Первые два акта (здесь и далее мы придерживаемся традиционного деления шекспировских пьес на акты и сцены, в пору Шекспира еще не установленного) вряд ли могут вызывать какие-либо возражения. Великолепна и торжественна 1-я сцена I акта, в которой Герцог, уезжая из Вены, оставляет правителем Анджело. В ней нет драматизма, она статична, но ей и следует быть статичной - вспомним фразу Мейерхольда: "Экспозиция должна быть скучной!". Эффектным контрастом к ней выглядит следующая сцена, где в комических тонах нам сообщается о весьма серьезных событиях: о том, что Анджело, взяв бразды правления, принял самые крутые меры к проведению в жизнь полузабытого закона, карающего за прелюбодеяние. Циничный разговор Люцио, дворян и торговцев живым товаром прерывается появлением Клавдио и Джульетты, которых ведут в тюрьму. Проза, которой была написана вся сцена до этого выхода, естественно и обоснованно сменяется стихом. Тут, собственно, и начинается завязка действия: по просьбе Клавдио Люцио идет в монастырь за Изабеллой, которая только что поступила туда послушницей: Клавдио надеется, что Изабелла сумеет склонить Анджело к его, Клавдио, помилованию.
3-я сцена I акта несколько настораживает. Из короткого (54 строки) диалога Герцога с монахом Фомой мы узнаем, что Герцог, сам допустив послабления в соблюдении законов, оставляет своим наместником Анджело, чтобы тот исправил положение:
Я очень много воли дал народу,
И тиранией было бы карать
За то, что я дозволил: преступленья
Мы разрешаем сами, коль они
Ненаказуемы. Вот почему,
Отец мой, власть я Анджело доверил:
Пускай он именем моим разит,
А я останусь в стороне от боя
И незапятнан {*}.
{* Здесь и далее все цитаты из "Меры за меру" приводятся в переводе М. А. Зенкевича по изд.: Шекспир В. Полн. собр. соч.: В 8-ми т.

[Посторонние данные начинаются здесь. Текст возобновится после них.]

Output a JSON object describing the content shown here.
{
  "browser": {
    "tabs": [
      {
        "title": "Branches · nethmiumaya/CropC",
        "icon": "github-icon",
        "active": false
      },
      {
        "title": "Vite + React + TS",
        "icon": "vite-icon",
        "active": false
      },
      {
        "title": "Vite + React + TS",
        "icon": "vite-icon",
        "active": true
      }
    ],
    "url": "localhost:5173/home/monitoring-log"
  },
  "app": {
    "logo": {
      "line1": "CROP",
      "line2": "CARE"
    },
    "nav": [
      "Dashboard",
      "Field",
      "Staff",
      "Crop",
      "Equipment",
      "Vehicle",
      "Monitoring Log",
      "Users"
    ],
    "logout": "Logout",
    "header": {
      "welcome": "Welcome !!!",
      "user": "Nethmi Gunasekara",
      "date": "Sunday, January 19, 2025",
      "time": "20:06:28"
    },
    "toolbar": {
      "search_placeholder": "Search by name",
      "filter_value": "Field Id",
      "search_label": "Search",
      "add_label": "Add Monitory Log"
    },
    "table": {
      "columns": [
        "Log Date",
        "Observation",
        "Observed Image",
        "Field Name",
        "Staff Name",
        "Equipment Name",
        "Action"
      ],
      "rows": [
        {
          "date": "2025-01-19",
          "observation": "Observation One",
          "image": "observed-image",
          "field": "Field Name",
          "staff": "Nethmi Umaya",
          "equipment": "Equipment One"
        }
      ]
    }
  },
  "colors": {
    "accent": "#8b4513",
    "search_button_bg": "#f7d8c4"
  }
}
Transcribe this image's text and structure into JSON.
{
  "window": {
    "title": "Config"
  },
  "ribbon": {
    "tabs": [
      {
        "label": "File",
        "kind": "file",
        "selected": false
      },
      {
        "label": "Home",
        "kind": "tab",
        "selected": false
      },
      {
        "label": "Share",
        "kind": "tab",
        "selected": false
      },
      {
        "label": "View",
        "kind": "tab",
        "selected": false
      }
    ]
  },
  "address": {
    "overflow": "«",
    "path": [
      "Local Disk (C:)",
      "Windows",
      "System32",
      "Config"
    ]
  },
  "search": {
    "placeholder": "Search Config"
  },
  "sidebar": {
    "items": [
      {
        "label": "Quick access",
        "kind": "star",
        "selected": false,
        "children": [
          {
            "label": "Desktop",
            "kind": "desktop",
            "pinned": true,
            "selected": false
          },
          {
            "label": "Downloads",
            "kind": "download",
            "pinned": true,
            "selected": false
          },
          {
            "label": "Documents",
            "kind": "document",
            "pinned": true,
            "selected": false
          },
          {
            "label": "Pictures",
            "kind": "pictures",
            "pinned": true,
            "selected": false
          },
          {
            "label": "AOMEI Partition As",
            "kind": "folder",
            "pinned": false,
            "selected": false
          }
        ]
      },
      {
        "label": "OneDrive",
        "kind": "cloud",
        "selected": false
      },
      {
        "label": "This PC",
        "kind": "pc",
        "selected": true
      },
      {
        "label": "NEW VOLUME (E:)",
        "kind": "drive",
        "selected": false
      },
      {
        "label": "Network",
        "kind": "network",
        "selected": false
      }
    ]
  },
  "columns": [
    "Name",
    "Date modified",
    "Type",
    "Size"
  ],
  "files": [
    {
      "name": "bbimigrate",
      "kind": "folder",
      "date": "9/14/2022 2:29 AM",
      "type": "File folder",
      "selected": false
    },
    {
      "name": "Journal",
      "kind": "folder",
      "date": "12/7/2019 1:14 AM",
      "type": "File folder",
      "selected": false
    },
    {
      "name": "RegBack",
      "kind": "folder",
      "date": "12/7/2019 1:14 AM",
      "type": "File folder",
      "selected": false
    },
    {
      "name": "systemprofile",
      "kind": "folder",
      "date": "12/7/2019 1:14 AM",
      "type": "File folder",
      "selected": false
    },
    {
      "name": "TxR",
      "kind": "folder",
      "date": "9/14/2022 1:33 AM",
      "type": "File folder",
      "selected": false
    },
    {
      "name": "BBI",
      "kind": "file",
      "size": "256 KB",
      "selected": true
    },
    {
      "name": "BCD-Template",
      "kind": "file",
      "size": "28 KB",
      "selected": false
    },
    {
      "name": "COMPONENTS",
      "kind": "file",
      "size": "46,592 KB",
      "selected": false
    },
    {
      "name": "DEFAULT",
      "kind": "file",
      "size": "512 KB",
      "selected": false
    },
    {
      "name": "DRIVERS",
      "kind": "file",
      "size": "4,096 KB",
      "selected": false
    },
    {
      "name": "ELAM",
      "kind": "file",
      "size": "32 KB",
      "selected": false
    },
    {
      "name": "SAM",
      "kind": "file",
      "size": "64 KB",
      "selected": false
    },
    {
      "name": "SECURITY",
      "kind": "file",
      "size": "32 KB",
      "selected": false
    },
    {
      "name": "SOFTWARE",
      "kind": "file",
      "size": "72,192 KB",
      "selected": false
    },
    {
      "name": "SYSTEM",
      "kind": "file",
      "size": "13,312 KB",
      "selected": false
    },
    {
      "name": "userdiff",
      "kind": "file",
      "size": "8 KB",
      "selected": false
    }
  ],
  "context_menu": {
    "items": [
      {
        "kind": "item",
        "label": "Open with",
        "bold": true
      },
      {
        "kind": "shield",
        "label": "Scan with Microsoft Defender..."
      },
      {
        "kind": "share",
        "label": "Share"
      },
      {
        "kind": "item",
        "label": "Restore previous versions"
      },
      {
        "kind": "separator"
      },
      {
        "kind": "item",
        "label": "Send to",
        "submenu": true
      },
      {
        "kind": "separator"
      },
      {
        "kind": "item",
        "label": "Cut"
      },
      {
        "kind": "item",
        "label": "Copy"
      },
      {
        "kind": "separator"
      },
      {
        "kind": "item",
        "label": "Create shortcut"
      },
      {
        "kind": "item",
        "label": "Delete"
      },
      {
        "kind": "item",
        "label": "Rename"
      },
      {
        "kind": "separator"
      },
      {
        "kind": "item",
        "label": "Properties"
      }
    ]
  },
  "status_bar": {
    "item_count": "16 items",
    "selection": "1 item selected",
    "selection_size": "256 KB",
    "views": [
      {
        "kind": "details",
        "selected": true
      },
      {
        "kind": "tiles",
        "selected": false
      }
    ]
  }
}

M.; Л.: Гослитиздат, 1949. Т. 7.}
Не правда ли, странная мотивировка действия, на очень-то хорошо характеризующая Герцога? Сам распустил своих подданных, а карать поставил другого, боясь прослыть тираном! Не очень-то благородно так загребать жар чужими руками!
Но вот что интересно: перед нами редкий пример для драматургии Шекспира, когда характер персонажа раскрывается перед нами не сразу, а постепенно: это относится и к Герцогу, и к Анджело, и к Изабелле. Если судить лишь по одной 1-й сцене I акта, то в ней мы никак бы не могли обнаружить то, что в назначении Анджело наместником Герцога есть какой-то, одному Герцогу понятный, тайный смысл. В отличие от героев других пьес Шекспира Герцог в начальной сцене не обнаруживает своих истинных намерений хотя бы одним, пусть самым кратким, апартом. Обычно мы знаем про любого шекспировского персонажа, говорит ли он в данный момент правду или лжет. А здесь... Да и вся ли правда заключена в этих словах Герцога? По-видимому, нет, ибо в том же самом монологе, несколькими строками ниже, он говорит:
...Анджело суров,
Наветам недоступен, словно кровь
В нем не течет живая, словно пища
Его не хлеб, а камень; поглядим,
Как власть меняет и что станет с ним!
После этого нам делается ясно, что Герцог скрывается не только ради того, чтобы избавиться от необходимости управлять государством: нет, он ставит своего рода психологический эксперимент над Анджело. И лишь через много сцен мы можем узнать, чем вызвано желание Герцога провести подобный эксперимент.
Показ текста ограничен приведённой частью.